La ministre de l’Agriculture, Annie Genevard, est attendue de pied ferme ce lundi en Occitanie par des agriculteurs en colère. Ces derniers promettent une mobilisation d’ampleur si son déplacement ne vise qu’à justifier les actions gouvernementales face à la crise de la dermatose nodulaire contagieuse (DNC). Ce déplacement est-il suffisant pour apaiser les tensions croissantes dans le secteur agricole ?
Annie Genevard doit rencontrer en fin de journée les représentants des syndicats agricoles et les présidents des chambres d’agriculture de la région à la préfecture de Toulouse. L’Occitanie, une grande région agricole, est particulièrement touchée par la DNC bovine.

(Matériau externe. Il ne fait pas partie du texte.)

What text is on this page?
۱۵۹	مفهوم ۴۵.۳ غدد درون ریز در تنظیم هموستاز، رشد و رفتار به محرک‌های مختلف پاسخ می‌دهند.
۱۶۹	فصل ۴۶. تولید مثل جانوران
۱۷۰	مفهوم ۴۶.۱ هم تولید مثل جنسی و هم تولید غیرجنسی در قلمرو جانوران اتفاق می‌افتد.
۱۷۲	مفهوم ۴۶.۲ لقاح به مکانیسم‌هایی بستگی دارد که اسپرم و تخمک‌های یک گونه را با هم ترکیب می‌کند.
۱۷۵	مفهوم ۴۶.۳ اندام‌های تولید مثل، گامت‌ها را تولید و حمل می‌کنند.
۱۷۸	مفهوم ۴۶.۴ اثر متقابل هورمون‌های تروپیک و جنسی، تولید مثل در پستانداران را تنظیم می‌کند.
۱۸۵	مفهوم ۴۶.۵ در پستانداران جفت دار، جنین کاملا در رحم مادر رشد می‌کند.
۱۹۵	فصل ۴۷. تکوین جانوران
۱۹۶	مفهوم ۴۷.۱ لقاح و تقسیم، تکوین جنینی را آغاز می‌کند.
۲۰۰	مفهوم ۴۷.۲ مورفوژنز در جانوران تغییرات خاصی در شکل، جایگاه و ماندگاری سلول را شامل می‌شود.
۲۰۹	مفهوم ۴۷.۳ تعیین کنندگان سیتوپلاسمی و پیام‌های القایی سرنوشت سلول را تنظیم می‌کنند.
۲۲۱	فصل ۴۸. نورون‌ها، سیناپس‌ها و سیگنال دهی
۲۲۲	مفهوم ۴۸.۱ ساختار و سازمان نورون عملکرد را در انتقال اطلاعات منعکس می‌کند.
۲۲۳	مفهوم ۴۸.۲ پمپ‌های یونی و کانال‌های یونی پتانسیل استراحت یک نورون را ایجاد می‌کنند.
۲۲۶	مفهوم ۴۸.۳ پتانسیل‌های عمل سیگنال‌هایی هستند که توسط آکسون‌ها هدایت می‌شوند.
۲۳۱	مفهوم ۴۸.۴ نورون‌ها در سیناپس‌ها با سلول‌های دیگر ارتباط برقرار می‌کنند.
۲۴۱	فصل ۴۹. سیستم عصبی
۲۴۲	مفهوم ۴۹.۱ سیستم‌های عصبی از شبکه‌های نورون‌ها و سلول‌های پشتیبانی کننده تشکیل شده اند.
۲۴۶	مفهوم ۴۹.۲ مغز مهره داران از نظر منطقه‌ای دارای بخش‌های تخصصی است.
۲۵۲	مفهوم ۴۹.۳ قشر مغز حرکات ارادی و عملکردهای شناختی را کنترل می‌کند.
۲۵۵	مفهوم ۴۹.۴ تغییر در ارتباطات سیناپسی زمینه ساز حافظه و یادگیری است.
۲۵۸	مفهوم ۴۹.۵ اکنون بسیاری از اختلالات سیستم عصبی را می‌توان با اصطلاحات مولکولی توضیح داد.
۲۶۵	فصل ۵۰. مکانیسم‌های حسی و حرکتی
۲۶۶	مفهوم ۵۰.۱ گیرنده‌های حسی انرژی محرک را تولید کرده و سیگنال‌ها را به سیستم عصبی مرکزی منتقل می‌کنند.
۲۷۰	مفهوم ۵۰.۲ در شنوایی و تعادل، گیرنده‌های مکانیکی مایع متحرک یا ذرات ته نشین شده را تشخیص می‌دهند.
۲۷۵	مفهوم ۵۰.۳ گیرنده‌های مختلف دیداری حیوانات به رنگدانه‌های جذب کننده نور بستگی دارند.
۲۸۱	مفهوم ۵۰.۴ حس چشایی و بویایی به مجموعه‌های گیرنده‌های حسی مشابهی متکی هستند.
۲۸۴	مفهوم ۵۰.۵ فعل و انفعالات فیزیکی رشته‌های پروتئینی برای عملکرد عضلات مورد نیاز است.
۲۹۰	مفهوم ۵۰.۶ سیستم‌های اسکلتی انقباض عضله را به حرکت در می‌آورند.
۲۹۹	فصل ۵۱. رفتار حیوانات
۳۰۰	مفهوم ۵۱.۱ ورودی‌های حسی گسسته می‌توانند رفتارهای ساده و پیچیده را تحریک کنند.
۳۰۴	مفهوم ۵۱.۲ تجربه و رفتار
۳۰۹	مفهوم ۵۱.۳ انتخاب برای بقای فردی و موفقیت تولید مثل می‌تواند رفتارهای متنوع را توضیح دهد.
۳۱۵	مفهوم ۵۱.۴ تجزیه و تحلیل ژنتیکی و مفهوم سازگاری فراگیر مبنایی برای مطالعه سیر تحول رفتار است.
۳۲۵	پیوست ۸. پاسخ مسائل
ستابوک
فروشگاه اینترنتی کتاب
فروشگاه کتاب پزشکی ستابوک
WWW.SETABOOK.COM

La gestion qualifiée de « technocratique » par l’État de cette maladie, non transmissible à l’homme mais aux vaches par des insectes comme les mouches et les taons, est perçue comme la goutte d’eau qui fait déborder le vase. Les agriculteurs dénoncent déjà une multiplication des normes et des contraintes, souvent en décalage avec la réalité de leur métier.
Dans ce climat tendu, la ministre tentera de faire preuve d’empathie en échangeant « sur le terrain avec des éleveurs » avant la réunion officielle. Cependant, l’efficacité de cette démarche est remise en question par certains, qui estiment que la simple empathie ne suffira pas. Des voix s’élèvent pour proposer des solutions concrètes, telles que la vaccination, l’abattage des bêtes malades et la quarantaine pour les troupeaux affectés.
Les agriculteurs appellent le ministère à écouter davantage les « femmes et hommes de bon sens » du monde paysan, soulignant le « désastre » que la déconnexion entre les politiques et les réalités du terrain engendre dans tout le pays. La pression est forte sur Annie Genevard pour apporter des réponses concrètes et apaiser une colère qui menace de s’amplifier.